Our team is moving so fast with two-week sprints that we are accumulating massive technical debt. We keep pushing refactoring to the next sprint, but it never actually happens. What strategies are you using to ensure code quality doesn't tank while still meeting aggressive delivery deadlines in a CI/CD environment?
3 answers
We adopted the "20% Rule" where one-fifth of every sprint's capacity is strictly reserved for non-functional requirements and refactoring. It was hard to convince stakeholders initially, but we showed them a data-driven report on how unresolved bugs were slowing down our velocity. We also integrated SonarQube into our pipeline to fail builds if the "Cognitive Complexity" or "Technical Debt Ratio" exceeds a certain threshold. This forces the conversation to happen during the PR phase rather than months later when the code is a complete mess.

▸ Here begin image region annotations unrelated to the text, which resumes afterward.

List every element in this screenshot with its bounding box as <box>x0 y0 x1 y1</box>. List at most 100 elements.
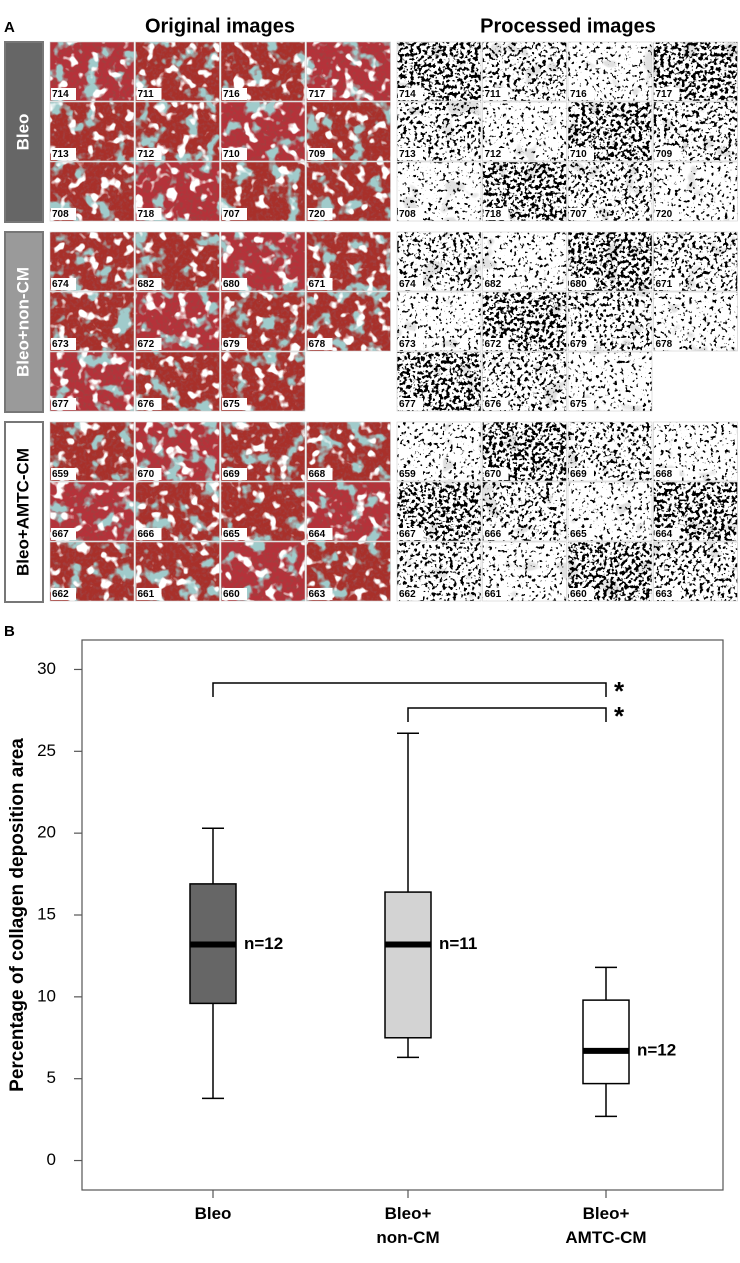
thumbnail: 720 <box>306 161 391 222</box>
image-id: 707 <box>223 209 240 220</box>
image-id: 675 <box>223 399 240 410</box>
image-frame <box>396 541 482 602</box>
id-box <box>483 338 509 350</box>
id-box <box>51 338 76 350</box>
image-frame <box>567 231 653 292</box>
thumbnail: 716 <box>567 41 653 102</box>
thumbnail: 680 <box>220 231 306 292</box>
image-id: 680 <box>223 279 240 290</box>
image-id: 671 <box>656 279 673 290</box>
thumbnail: 711 <box>482 41 567 102</box>
image-frame <box>653 421 738 482</box>
image-id: 709 <box>309 149 326 160</box>
id-box <box>51 588 76 600</box>
image-id: 662 <box>52 589 69 600</box>
id-box <box>398 468 423 480</box>
thumbnail: 674 <box>396 231 482 292</box>
image-id: 712 <box>138 149 155 160</box>
thumbnail: 671 <box>653 231 738 292</box>
image-id: 673 <box>52 339 69 350</box>
thumbnail: 670 <box>482 421 567 482</box>
image-frame <box>49 351 135 412</box>
thumbnail: 709 <box>306 101 391 162</box>
image-frame <box>49 421 135 482</box>
id-box <box>398 88 423 100</box>
image-frame <box>220 41 306 102</box>
id-box <box>222 88 247 100</box>
id-box <box>136 148 162 160</box>
image-id: 720 <box>309 209 326 220</box>
image-frame <box>567 351 653 412</box>
significance-label: * <box>614 676 625 706</box>
image-frame <box>49 101 135 162</box>
image-frame <box>653 541 738 602</box>
thumbnail: 678 <box>306 291 391 352</box>
id-box <box>483 468 509 480</box>
image-id: 670 <box>138 469 155 480</box>
id-box <box>307 208 333 220</box>
image-frame <box>220 351 306 412</box>
id-box <box>222 208 247 220</box>
thumbnail: 710 <box>220 101 306 162</box>
id-box <box>222 278 247 290</box>
image-id: 664 <box>309 529 326 540</box>
image-frame <box>135 231 220 292</box>
box <box>582 999 630 1085</box>
image-frame <box>567 41 653 102</box>
image-id: 677 <box>399 399 416 410</box>
thumbnail: 669 <box>567 421 653 482</box>
id-box <box>654 468 680 480</box>
image-id: 711 <box>138 89 155 100</box>
thumbnail: 672 <box>482 291 567 352</box>
id-box <box>307 588 333 600</box>
image-id: 667 <box>399 529 416 540</box>
x-tick-label-line: Bleo+ <box>385 1204 432 1223</box>
image-id: 668 <box>656 469 673 480</box>
thumbnail: 676 <box>482 351 567 412</box>
image-id: 660 <box>570 589 587 600</box>
column-title: Original images <box>145 15 295 37</box>
image-id: 676 <box>138 399 155 410</box>
id-box <box>654 278 680 290</box>
image-frame <box>653 161 738 222</box>
y-tick-label: 20 <box>37 823 56 842</box>
thumbnail: 670 <box>135 421 220 482</box>
id-box <box>654 588 680 600</box>
id-box <box>307 528 333 540</box>
image-frame <box>396 41 482 102</box>
id-box <box>569 338 594 350</box>
image-frame <box>220 101 306 162</box>
image-frame <box>49 231 135 292</box>
group-label: Bleo+AMTC-CM <box>13 448 32 576</box>
image-id: 714 <box>52 89 69 100</box>
image-frame <box>306 541 391 602</box>
image-id: 713 <box>52 149 69 160</box>
image-frame <box>396 291 482 352</box>
thumbnail: 673 <box>396 291 482 352</box>
image-id: 680 <box>570 279 587 290</box>
thumbnail: 679 <box>220 291 306 352</box>
id-box <box>51 468 76 480</box>
image-frame <box>135 101 220 162</box>
thumbnail: 662 <box>396 541 482 602</box>
x-tick-label: Bleo <box>195 1204 232 1223</box>
id-box <box>398 528 423 540</box>
thumbnail: 713 <box>49 101 135 162</box>
image-frame <box>396 351 482 412</box>
image-frame <box>396 101 482 162</box>
id-box <box>307 338 333 350</box>
thumbnail: 671 <box>306 231 391 292</box>
column-title: Processed images <box>480 15 656 37</box>
image-frame <box>482 481 567 542</box>
image-frame <box>567 291 653 352</box>
image-frame <box>135 41 220 102</box>
image-frame <box>482 41 567 102</box>
id-box <box>398 398 423 410</box>
thumbnail: 669 <box>220 421 306 482</box>
image-id: 682 <box>485 279 502 290</box>
thumbnail: 667 <box>396 481 482 542</box>
x-tick-label-line: Bleo+ <box>583 1204 630 1223</box>
image-frame <box>482 101 567 162</box>
thumbnail: 667 <box>49 481 135 542</box>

Are you find that the 20% allocation is actually respected by your Product Owners when high-priority features come in?
We use a "Scout Rule" approach: always leave the code cleaner than you found it. Every feature ticket must include at least one small refactoring task.
I agree with Sarah. The Scout Rule is great for small cleanup, but for larger architectural debt, we still find that dedicated "Maintenance Sprints" every quarter are the only way to tackle the big stuff effectively.
To answer your question, Michael, it was a battle. We had to implement "Debt Tickets" in Jira that carry the same weight as features. If the PO wants to skip the debt, they have to formally sign off on the risk. This accountability shifted the culture from "ship at all costs" to "sustainable delivery." We also started doing "Refactor Fridays" once a month which helped clear the smaller, annoying paper cuts.